ALBUQUERQUE, N.M. – An experienced archaeologist who has spent a decade searching for the ancient ruins of Sodom is now confident that his team has located the ill-fated biblical city and evidence of its sudden destruction.
Dr. Steven Collins is a distinguished professor of Archaeology at Trinity Southwest University in Albuquerque and is also dean of the school’s College of Archaeology & Biblical History. In addition to writing dozens of scholarly books and journal articles, Collins frequently visits the Middle East, where he participates in ongoing archaeological research.
Since 2005, Collins has led excavations in the southern Jordan Valley in an attempt to find Sodom—the ancient city that was destroyed by God because of its sinful inhabitants, according to Genesis 19. Collins says he began his research by “analyzing the Biblical text regarding the location of Sodom.”
His investigation led him to conclude that one site in particular fit well within the biblical criteria. The site is named Tall el-Hammam, and it located in the southern Jordan River Valley, nine miles northeast of the Dead Sea.
“Tall el-Hammam seemed to match every Sodom criterion demanded by the text,” he said, according to a 2013 report in “Popular Archaeology.” “Theorizing, on the basis of the Sodom texts, that Sodom was the largest of the Kikkar (the Jordan ‘Disk,’ or ‘well-watered plain’ in the biblical text) cities east of the Jordan, I concluded that if one wanted to find Sodom, then one should look for the largest city on the eastern Kikkar that existed during the Middle Bronze Age, the time of Abraham and Lot.

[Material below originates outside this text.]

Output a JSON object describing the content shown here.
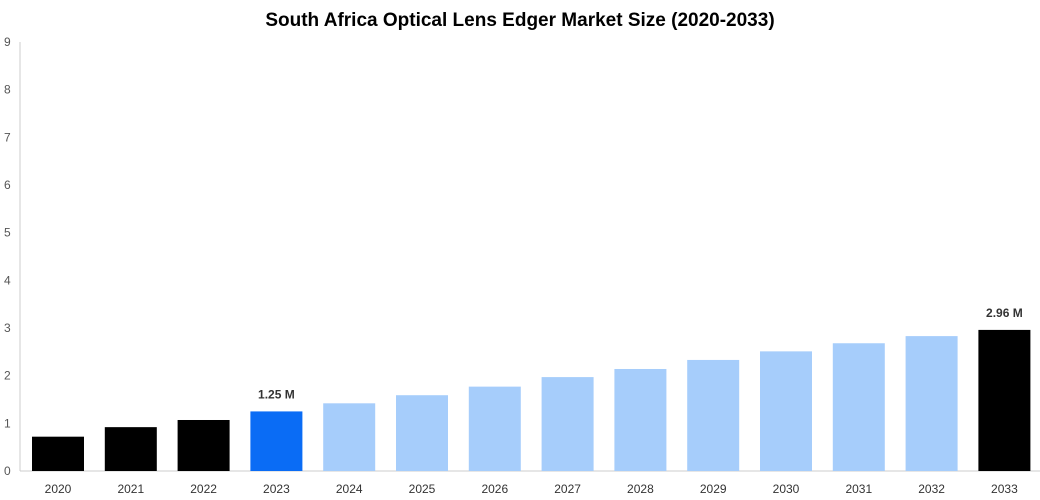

When we explored the area, the choice of Tall el-Hammam as the site of Sodom was virtually a no-brainer since it was at least five to ten times larger than all the other Bronze Age sites in the entire region, even beyond the Kikkar of the Jordan.”

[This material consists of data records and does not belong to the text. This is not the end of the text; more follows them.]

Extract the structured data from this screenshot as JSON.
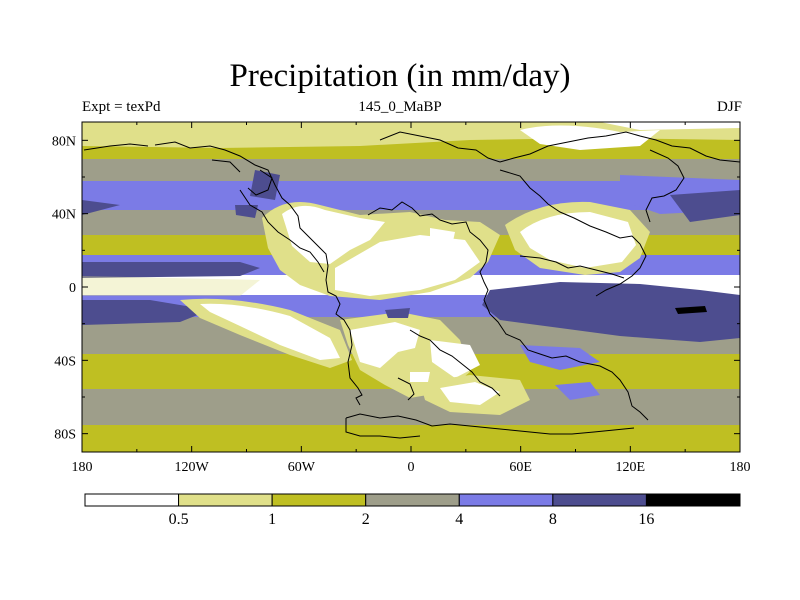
{
  "chart_data": {
    "type": "heatmap",
    "title": "Precipitation (in mm/day)",
    "left_subtitle": "Expt = texPd",
    "center_subtitle": "145_0_MaBP",
    "right_subtitle": "DJF",
    "x_ticks": [
      "180",
      "120W",
      "60W",
      "0",
      "60E",
      "120E",
      "180"
    ],
    "y_ticks": [
      "80N",
      "40N",
      "0",
      "40S",
      "80S"
    ],
    "xlim": [
      -180,
      180
    ],
    "ylim": [
      -90,
      90
    ],
    "colorbar": {
      "levels": [
        "0.5",
        "1",
        "2",
        "4",
        "8",
        "16"
      ],
      "colors": [
        "#ffffff",
        "#e0e08a",
        "#bfbf22",
        "#9e9e8a",
        "#7b7be6",
        "#4d4d8f",
        "#000000"
      ]
    },
    "zonal_bands": [
      {
        "lat_from": 90,
        "lat_to": 82,
        "value": "0.5-1"
      },
      {
        "lat_from": 82,
        "lat_to": 70,
        "value": "1-2"
      },
      {
        "lat_from": 70,
        "lat_to": 58,
        "value": "2-4"
      },
      {
        "lat_from": 58,
        "lat_to": 42,
        "value": "4-8"
      },
      {
        "lat_from": 42,
        "lat_to": 28,
        "value": "2-4"
      },
      {
        "lat_from": 28,
        "lat_to": 18,
        "value": "1-2"
      },
      {
        "lat_from": 18,
        "lat_to": 8,
        "value": "4-8"
      },
      {
        "lat_from": 8,
        "lat_to": -4,
        "value": "0-0.5"
      },
      {
        "lat_from": -4,
        "lat_to": -15,
        "value": "4-8"
      },
      {
        "lat_from": -15,
        "lat_to": -35,
        "value": "2-4"
      },
      {
        "lat_from": -35,
        "lat_to": -55,
        "value": "1-2"
      },
      {
        "lat_from": -55,
        "lat_to": -75,
        "value": "2-4"
      },
      {
        "lat_from": -75,
        "lat_to": -90,
        "value": "1-2"
      }
    ]
  }
}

Collins says the Tall el-Hammam site was mostly untouched by scholars when his team began conducting research there 10 years ago. When they began digging, they found remains of elaborate city infrastructure, including gates, towers, plazas, at least one roadway, and a thick city wall. From all indications, the site was once a thriving, influential city-state with a strategic location and a powerful economy.
But then, disaster struck.
“Based on the excavated evidence, the city’s Bronze Age heyday seems to have nevertheless come to a sudden, inexplicable end toward the end of the Middle Bronze Age—and the ancient city became a relative wasteland for 700 years, for the most part void of human habitation,” reported “Popular Archaeology” last week.

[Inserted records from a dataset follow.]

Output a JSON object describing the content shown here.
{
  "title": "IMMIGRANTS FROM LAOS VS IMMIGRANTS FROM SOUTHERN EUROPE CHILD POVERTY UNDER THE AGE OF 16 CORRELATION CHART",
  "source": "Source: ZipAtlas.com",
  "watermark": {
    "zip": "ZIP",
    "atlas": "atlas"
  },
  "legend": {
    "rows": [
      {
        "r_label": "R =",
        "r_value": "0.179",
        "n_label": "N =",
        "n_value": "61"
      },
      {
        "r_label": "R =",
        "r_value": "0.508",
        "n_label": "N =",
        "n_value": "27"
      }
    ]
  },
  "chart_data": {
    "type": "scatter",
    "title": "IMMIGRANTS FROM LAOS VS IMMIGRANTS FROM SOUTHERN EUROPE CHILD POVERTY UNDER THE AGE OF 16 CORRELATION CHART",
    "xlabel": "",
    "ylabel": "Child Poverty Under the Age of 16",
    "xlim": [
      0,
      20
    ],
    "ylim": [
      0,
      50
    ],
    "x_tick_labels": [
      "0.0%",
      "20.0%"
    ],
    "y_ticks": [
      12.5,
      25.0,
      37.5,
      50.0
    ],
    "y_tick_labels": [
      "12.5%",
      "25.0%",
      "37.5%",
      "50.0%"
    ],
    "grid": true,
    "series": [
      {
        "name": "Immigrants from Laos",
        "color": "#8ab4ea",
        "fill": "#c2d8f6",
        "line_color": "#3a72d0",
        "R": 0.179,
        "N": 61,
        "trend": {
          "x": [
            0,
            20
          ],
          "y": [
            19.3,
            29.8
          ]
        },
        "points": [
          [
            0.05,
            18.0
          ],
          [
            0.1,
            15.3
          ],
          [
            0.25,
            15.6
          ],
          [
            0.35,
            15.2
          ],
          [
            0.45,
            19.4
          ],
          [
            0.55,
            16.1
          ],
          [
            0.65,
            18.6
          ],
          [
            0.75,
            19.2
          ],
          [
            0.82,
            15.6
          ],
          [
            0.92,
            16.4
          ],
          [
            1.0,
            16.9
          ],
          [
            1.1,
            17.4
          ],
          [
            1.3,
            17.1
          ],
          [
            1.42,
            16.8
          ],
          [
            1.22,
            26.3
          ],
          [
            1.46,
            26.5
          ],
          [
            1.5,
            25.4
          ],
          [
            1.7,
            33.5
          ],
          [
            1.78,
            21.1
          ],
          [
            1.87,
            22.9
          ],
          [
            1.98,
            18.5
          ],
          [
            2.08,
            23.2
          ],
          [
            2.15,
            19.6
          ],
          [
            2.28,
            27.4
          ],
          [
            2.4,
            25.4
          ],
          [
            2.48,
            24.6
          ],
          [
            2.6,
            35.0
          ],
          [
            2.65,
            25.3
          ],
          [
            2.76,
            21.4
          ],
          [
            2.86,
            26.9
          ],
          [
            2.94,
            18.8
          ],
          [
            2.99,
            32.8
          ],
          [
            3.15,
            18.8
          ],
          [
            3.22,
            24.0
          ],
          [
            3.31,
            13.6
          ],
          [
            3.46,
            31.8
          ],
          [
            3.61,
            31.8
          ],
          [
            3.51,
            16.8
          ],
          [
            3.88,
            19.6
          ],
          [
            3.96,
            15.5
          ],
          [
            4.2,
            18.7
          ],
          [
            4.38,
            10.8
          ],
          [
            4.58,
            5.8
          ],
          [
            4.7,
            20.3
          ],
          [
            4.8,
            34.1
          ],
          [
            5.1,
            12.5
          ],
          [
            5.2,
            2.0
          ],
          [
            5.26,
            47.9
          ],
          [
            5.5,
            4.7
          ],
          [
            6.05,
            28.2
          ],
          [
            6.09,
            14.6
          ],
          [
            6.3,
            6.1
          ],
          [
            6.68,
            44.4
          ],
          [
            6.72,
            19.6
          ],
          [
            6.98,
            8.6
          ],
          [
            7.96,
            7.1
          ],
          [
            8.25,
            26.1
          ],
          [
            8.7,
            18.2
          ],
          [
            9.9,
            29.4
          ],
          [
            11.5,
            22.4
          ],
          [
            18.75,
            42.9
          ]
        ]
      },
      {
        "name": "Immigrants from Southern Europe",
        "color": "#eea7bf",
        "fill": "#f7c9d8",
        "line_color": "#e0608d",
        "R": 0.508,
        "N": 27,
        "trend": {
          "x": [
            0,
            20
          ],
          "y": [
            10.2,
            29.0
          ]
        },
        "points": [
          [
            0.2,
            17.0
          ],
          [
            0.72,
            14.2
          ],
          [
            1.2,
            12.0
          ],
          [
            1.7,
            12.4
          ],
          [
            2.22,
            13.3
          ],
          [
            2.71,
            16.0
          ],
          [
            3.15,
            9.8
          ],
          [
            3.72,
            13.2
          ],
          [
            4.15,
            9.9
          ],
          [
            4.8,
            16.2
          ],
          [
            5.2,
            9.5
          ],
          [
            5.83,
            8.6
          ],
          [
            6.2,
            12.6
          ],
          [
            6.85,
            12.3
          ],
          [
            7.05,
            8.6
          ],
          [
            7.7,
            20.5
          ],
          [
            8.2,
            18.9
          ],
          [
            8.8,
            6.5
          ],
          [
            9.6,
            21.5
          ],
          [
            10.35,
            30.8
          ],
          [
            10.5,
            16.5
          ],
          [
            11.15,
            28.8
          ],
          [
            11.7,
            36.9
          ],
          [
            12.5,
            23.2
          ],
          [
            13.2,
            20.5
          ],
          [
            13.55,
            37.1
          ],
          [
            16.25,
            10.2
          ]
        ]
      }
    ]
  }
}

In what experts describe as an “occupational hiatus,” the Tall el-Hammam site was evidently abandoned for centuries. As the researchers work to piece together the clues, Collins says his team has identified a distinct layer of ash at the site that dates back to the Middle Bronze period. The ash could be evidence of a fiery destruction, much like the one described in Genesis 19. Pottery shards that were exposed to extremely high temperature levels have been recovered from the site—another potential indication of a fiery disaster.
Is Tall el-Hammam indeed Sodom? Collins is increasingly confident that it is.
“Its massive size and remarkable fortifications, the monumental gateway, its attending satellite towns, and its violent, fiery destruction, all scream ‘Sodom,’” he says. “It’s compelling.”